La communication à l'ancienne de François Bayrou

S’il est parvenu à faire passer le budget, François Bayrou a plus de difficultés à gérer sa communication, “pas travaillée” et “erratique”, au point de lui jouer des tours, comme sur l’affaire Bétharram.

Mercredi, le Premier ministre a donné un point presse au Salon de l’agriculture. Un contraste manifeste avec sa première visite, lundi. Mise à bonne distance, la presse n’avait quasiment jamais pu approcher le chef du gouvernement. Un journaliste de RTL s’est même vu retirer son accréditation : il venait d’interroger M. Bayrou sur l’affaire Bétharram…

L’Association de la presse ministérielle (APM) a dénoncé de “nombreuses entraves à l’accès à l’information”. Interrogée, la communication de Matignon plaide le “malentendu”.

Signe de nervosité de Matignon sur le sujet ? M. Bayrou est poursuivi depuis deux semaines par cette affaire de violences physiques et sexuelles dans un établissement catholique béarnais dans lequel il a scolarisé certains de ses enfants et où sa femme enseigna le catéchisme.

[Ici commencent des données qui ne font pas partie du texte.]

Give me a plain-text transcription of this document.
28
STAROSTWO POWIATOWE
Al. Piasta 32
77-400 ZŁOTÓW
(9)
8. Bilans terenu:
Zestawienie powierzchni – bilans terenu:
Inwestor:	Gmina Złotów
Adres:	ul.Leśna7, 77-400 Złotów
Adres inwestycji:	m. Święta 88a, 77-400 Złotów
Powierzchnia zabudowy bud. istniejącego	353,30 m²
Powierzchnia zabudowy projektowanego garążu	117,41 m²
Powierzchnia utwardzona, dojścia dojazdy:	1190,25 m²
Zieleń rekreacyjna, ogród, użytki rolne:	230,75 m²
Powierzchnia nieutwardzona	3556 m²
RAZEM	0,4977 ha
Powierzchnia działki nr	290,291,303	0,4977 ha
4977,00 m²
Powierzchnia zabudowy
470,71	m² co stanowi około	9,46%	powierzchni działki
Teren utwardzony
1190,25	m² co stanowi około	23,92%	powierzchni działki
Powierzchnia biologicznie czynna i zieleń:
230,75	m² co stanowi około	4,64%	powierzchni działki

Un épisode qui s’ajoute à une communication largement jugée erratique, y compris par des proches soutiens du Premier ministre.

“Autogestion”

“Elle repose trop sur lui, son instinct et ses intuitions, elle n’est pas travaillée et elle est un peu brute”, analyse le spécialiste en communication politique Philippe Moreau-Chevrolet.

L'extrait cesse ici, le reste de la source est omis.